Вместе с тем он перекладывает на них свои финансовые дела. Он шлёт целую петицию Шевыреву с просьбой составить комитет по обеспечению его деньгами на ближайшие три года, в продолжение которых он будет получать от них по шести тысяч в год и писать второй том поэмы. По окончании его и возвращении в Россию он вернёт долги и отплатит за услугу благодарностью. Но собравшиеся по этому случаю Шевырев, Погодин и Аксаков не могут найти согласия. Погодин, уже два года не переписывающийся с Гоголем, отказывает, Шевырев молчит, только Аксаков занимает для Гоголя деньги и шлёт ему, Шевырев и Погодин ждут от Гоголя не обещаний, а тетрадей с новыми частями поэмы. Они ссылаются на публику, которая ждёт того же. Об этом пишет ему и Прокопович. Гоголь ему отвечает: "Да и почему знает она (публика. – И. З.), что такое будет во 2 томе? Может быть то, о чём даже ей не следует и знать и читать в теперешнюю минуту, и ни я, ни она не готовы для 2 тома".
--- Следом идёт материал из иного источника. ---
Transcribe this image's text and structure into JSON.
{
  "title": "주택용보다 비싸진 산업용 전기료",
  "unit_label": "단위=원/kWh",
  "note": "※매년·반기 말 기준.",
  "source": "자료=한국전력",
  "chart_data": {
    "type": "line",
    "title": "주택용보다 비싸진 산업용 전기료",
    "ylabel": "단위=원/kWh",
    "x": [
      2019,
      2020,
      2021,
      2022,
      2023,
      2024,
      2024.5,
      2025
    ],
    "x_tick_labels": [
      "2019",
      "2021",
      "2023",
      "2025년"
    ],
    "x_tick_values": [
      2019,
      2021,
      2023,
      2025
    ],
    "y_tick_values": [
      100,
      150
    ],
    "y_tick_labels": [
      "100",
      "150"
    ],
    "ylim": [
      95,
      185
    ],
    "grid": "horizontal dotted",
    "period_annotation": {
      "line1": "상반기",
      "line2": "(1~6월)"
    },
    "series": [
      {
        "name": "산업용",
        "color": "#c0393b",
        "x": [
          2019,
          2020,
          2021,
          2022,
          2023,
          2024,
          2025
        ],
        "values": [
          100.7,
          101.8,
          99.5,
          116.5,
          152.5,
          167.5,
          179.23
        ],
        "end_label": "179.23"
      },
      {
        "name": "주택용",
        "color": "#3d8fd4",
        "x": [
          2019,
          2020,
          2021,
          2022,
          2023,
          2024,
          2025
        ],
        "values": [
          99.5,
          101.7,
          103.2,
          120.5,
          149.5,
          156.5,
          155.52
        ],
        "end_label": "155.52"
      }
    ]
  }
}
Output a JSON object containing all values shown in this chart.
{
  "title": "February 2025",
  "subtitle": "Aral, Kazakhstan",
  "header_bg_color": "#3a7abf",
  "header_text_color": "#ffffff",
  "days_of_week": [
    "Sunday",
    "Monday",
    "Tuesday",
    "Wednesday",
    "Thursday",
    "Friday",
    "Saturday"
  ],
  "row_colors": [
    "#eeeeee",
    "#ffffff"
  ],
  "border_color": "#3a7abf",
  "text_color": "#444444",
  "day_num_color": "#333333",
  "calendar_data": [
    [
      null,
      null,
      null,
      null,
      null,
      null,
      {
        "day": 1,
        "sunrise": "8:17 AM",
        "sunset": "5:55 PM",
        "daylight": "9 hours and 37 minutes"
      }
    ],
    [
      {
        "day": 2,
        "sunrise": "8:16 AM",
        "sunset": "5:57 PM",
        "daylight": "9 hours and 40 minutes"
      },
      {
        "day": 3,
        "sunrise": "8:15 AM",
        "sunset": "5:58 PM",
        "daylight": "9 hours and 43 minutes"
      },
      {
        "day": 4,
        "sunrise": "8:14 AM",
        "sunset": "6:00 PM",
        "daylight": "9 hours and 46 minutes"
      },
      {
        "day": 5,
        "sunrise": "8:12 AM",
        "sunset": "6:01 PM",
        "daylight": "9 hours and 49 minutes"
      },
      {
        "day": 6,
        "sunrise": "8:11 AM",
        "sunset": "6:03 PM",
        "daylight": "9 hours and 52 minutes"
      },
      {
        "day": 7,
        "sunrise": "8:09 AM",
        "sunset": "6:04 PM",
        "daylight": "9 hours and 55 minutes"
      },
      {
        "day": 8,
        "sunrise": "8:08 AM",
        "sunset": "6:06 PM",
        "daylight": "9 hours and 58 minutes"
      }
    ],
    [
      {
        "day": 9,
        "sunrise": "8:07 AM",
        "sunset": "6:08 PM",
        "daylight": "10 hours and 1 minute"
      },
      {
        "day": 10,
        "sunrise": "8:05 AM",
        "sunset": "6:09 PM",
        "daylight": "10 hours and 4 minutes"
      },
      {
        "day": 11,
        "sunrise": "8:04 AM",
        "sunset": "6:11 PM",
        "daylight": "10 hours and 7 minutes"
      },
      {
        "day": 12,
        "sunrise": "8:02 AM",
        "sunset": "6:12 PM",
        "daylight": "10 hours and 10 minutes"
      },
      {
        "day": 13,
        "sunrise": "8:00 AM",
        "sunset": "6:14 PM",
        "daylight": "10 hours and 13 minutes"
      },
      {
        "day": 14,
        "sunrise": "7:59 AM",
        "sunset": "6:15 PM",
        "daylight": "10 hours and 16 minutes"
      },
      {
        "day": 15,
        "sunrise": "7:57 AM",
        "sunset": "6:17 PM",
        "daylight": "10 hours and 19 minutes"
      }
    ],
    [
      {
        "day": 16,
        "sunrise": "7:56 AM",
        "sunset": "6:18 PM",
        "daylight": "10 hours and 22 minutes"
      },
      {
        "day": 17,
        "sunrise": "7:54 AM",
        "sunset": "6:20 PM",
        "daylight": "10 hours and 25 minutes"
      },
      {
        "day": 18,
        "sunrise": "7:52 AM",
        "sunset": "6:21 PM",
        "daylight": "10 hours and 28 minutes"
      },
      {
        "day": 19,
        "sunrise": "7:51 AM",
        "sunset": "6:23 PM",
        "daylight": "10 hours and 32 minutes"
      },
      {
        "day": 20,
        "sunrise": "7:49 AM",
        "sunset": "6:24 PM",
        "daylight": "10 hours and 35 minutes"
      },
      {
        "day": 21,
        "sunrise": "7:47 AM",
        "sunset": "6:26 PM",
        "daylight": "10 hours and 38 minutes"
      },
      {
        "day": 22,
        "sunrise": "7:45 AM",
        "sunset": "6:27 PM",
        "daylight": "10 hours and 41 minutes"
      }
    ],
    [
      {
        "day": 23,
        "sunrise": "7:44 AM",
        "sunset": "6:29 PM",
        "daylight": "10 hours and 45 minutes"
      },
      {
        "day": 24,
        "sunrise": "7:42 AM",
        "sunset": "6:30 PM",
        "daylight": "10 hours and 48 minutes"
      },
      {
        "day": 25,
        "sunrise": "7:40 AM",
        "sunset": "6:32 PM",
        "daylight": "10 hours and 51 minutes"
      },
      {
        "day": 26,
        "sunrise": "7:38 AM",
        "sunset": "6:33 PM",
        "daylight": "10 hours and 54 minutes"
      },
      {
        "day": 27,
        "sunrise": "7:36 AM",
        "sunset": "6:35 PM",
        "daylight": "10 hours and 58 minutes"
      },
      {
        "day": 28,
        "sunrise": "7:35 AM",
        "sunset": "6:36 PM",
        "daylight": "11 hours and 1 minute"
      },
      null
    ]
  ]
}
И опять призывает он оглянуться на себя и вырваться из круга журнальной литературы: "Но как только выберешься хотя на миг из этого круга и войдёшь на мгновенье в себя, увидишь, что это такой ничтожный уголок… Вблизи, когда побудешь с ними, мало ли чего не вообразится? а как взглянешь с места повыше – увидишь, что всё это на минуту… сегодня гегелисты, завтра шеллингисты, потом опять какие-нибудь исты… (выделено Гоголем. – И. З.). Человечество бежит опрометью… пусть его бежит, так нужно. Но горе тем, которые поставлены стоять недвижно у огней истины… Не опровержением минутного, а утверждением вечного должны заниматься" они. Прежде "чем сразиться с миром", пишет Гоголь, надо "воспитать себя".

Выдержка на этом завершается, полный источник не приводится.